My dad is a bit of an enigma to me, obviously decipherable in many ways but completely baffling in others. There are parts of his character that I will never understand in their singularity but when you put the whole thing together he sort of makes sense. Sort of. But he never fails to surprise me, with his track record you wouldn't automatically turn to him for support in a crisis, but a few weeks ago that's exactly what I did.
I didn't mean to or even intend to call him in that moment but I instinctively felt like I needed to. I was half expecting some straight talking acorns of wisdom to be rammed down my throat, after all, this is the man who tells me quite unashamedly that I was conceived in the back seat of a ford cortina at the prettier end of a cornish graveyard when he and my mum were in the fledgling stages of romance.
And this is the man who has told every man I've ever dated that when I was three I got out of the paddling pool naked as a jay bird and took a dump on the steps in our then garden in full view of the neighbours.
Embarrassed much?
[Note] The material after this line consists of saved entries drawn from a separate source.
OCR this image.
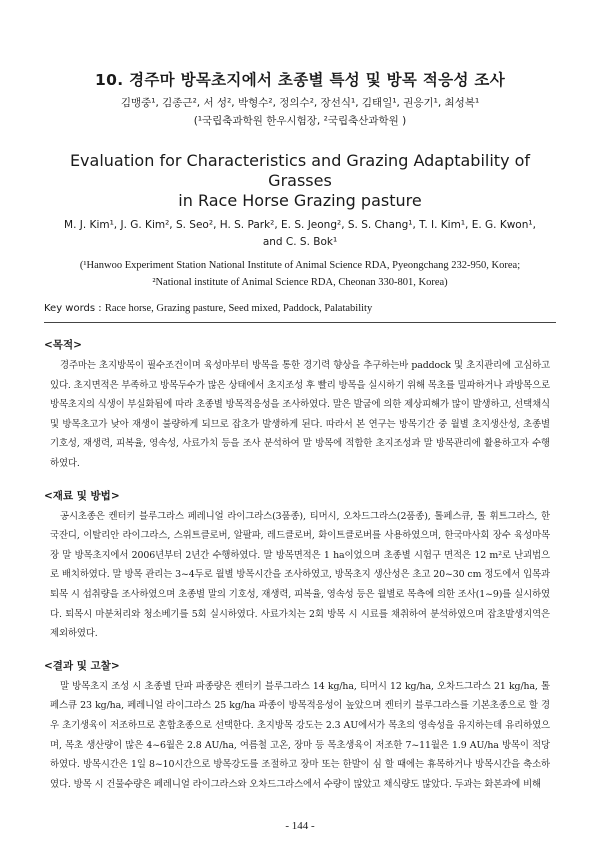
10. 경주마 방목초지에서 초종별 특성 및 방목 적응성 조사

김맹중¹, 김종근², 서 성², 박형수², 정의수², 장선식¹, 김태일¹, 권응기¹, 최성복¹

(¹국립축과학원 한우시험장, ²국립축산과학원 )

Evaluation for Characteristics and Grazing Adaptability of Grasses
in Race Horse Grazing pasture

M. J. Kim¹, J. G. Kim², S. Seo², H. S. Park², E. S. Jeong², S. S. Chang¹, T. I. Kim¹, E. G. Kwon¹,
and C. S. Bok¹

(¹Hanwoo Experiment Station National Institute of Animal Science RDA, Pyeongchang 232-950, Korea;
²National institute of Animal Science RDA, Cheonan 330-801, Korea)

Key words : Race horse, Grazing pasture, Seed mixed, Paddock, Palatability
<목적>

경주마는 초지방목이 필수조건이며 육성마부터 방목을 통한 경기력 향상을 추구하는바 paddock 및 초지관리에 고심하고 있다. 초지면적은 부족하고 방목두수가 많은 상태에서 초지조성 후 빨리 방목을 실시하기 위해 목초를 밀파하거나 과방목으로 방목초지의 식생이 부실화됨에 따라 초종별 방목적응성을 조사하였다. 말은 발굽에 의한 제상피해가 많이 발생하고, 선택채식 및 방목초고가 낮아 재생이 불량하게 되므로 잡초가 발생하게 된다. 따라서 본 연구는 방목기간 중 월별 초지생산성, 초종별 기호성, 재생력, 피복율, 영속성, 사료가치 등을 조사 분석하여 말 방목에 적합한 초지조성과 말 방목관리에 활용하고자 수행하였다.

<재료 및 방법>

공시초종은 켄터키 블루그라스 페레니얼 라이그라스(3품종), 티머시, 오차드그라스(2품종), 톨페스큐, 톨 휘트그라스, 한국잔디, 이탈리안 라이그라스, 스위트클로버, 알팔파, 레드클로버, 화이트클로버를 사용하였으며, 한국마사회 장수 육성마목장 말 방목초지에서 2006년부터 2년간 수행하였다. 말 방목면적은 1 ha이었으며 초종별 시험구 면적은 12 m²로 난괴법으로 배치하였다. 말 방목 관리는 3~4두로 월별 방목시간을 조사하였고, 방목초지 생산성은 초고 20~30 cm 정도에서 입목과 퇴목 시 섭취량을 조사하였으며 초종별 말의 기호성, 재생력, 피복율, 영속성 등은 월별로 목측에 의한 조사(1~9)를 실시하였다. 퇴목시 마분처리와 청소베기를 5회 실시하였다. 사료가치는 2회 방목 시 시료를 채취하여 분석하였으며 잡초발생지역은 제외하였다.

<결과 및 고찰>

말 방목초지 조성 시 초종별 단파 파종량은 켄터키 블루그라스 14 kg/ha, 티머시 12 kg/ha, 오차드그라스 21 kg/ha, 톨페스큐 23 kg/ha, 페레니얼 라이그라스 25 kg/ha 파종이 방목적응성이 높았으며 켄터키 블루그라스를 기본초종으로 할 경우 초기생육이 저조하므로 혼합초종으로 선택한다. 초지방목 강도는 2.3 AU에서가 목초의 영속성을 유지하는데 유리하였으며, 목초 생산량이 많은 4~6월은 2.8 AU/ha, 여름철 고온, 장마 등 목초생육이 저조한 7~11월은 1.9 AU/ha 방목이 적당하였다. 방목시간은 1일 8~10시간으로 방목강도를 조절하고 장마 또는 한발이 심 할 때에는 휴목하거나 방목시간을 축소하였다. 방목 시 건물수량은 페레니얼 라이그라스와 오차드그라스에서 수량이 많았고 채식량도 많았다. 두과는 화본과에 비해

- 144 -
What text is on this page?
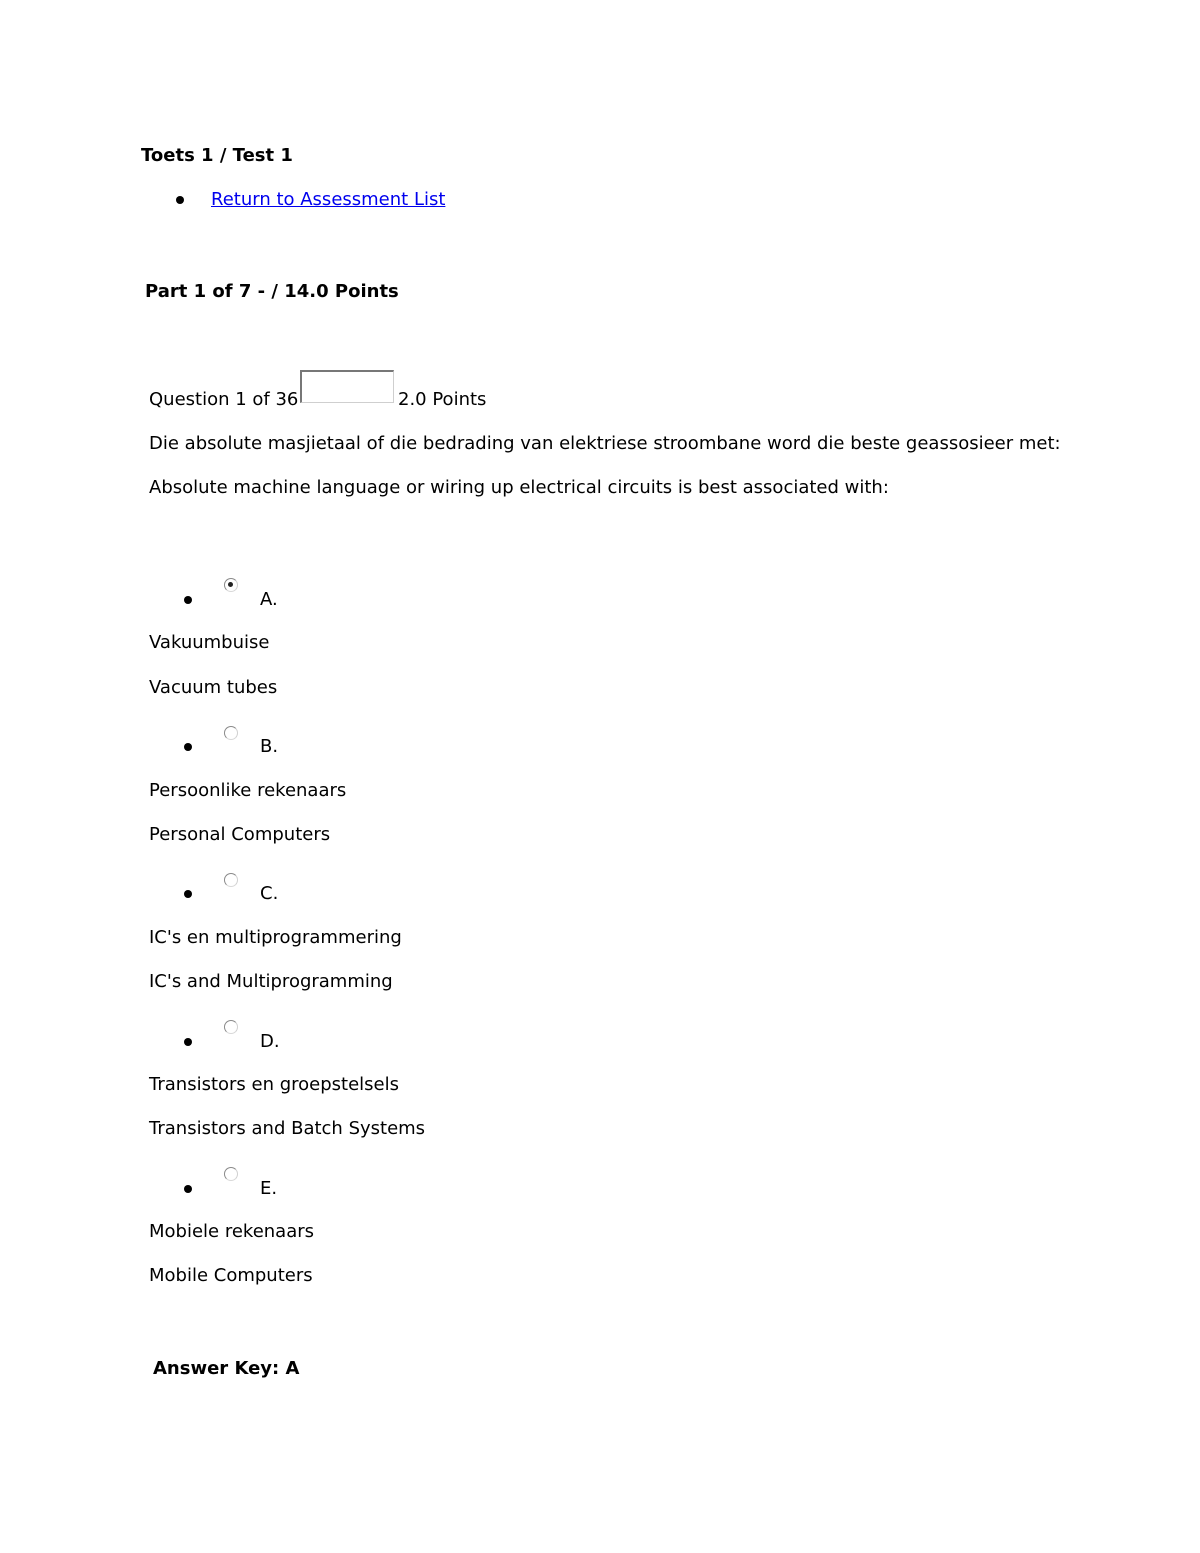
Toets 1 / Test 1
Return to Assessment List
Part 1 of 7 - / 14.0 Points
Question 1 of 36	2.0 Points
Die absolute masjietaal of die bedrading van elektriese stroombane word die beste geassosieer met:
Absolute machine language or wiring up electrical circuits is best associated with:
A.
Vakuumbuise
Vacuum tubes
B.
Persoonlike rekenaars
Personal Computers
C.
IC's en multiprogrammering
IC's and Multiprogramming
D.
Transistors en groepstelsels
Transistors and Batch Systems
E.
Mobiele rekenaars
Mobile Computers
Answer Key: A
Not really, the plus side of growing up with a dad who is straight talking, direct and brashly open is that I am mostly not easy to embarrass now. I've heard it all, and in a funny sort of way my openness is a gift from him. I've always being drawn to real, open people, anything other than that confuses me or at the very least makes me suspicious.
But with his direct manner, banter, penchant for the 'F' word and 'a mans man' approach to life, is the other part to him. The bit he wont let anyone reach, the emotionally hard part, his achilles heel, the part I've tried to drag out of him with questions, demands, furious reproaches and the silent treatment.
None of that worked.
Understanding your parents helps you understand yourself and in many ways I do, I can attribute my stubbornness, wanderlust, determination and openness to him, as well as my sense of humour and we have the same toes and cheekbones. But I don't see myself in his self centred behaviour or in his ability to be so fickle and throw away with peoples' hearts.
Maybe I needed a kick up the arse when I called him.
I didn't get one, what I did get was a frank discussion about being true to myself, empathy and 'I love you'.
Sometimes you get what you need in unexpected places or in unexpected ways, sometimes people surprise you, sometimes they don't. It's easy to write people off because they don't behave as we do or because we want them to be a certain way.
And that's a shame because one day that person may just prove you wrong, have a change of heart or be there when absolutely no one else in the world is.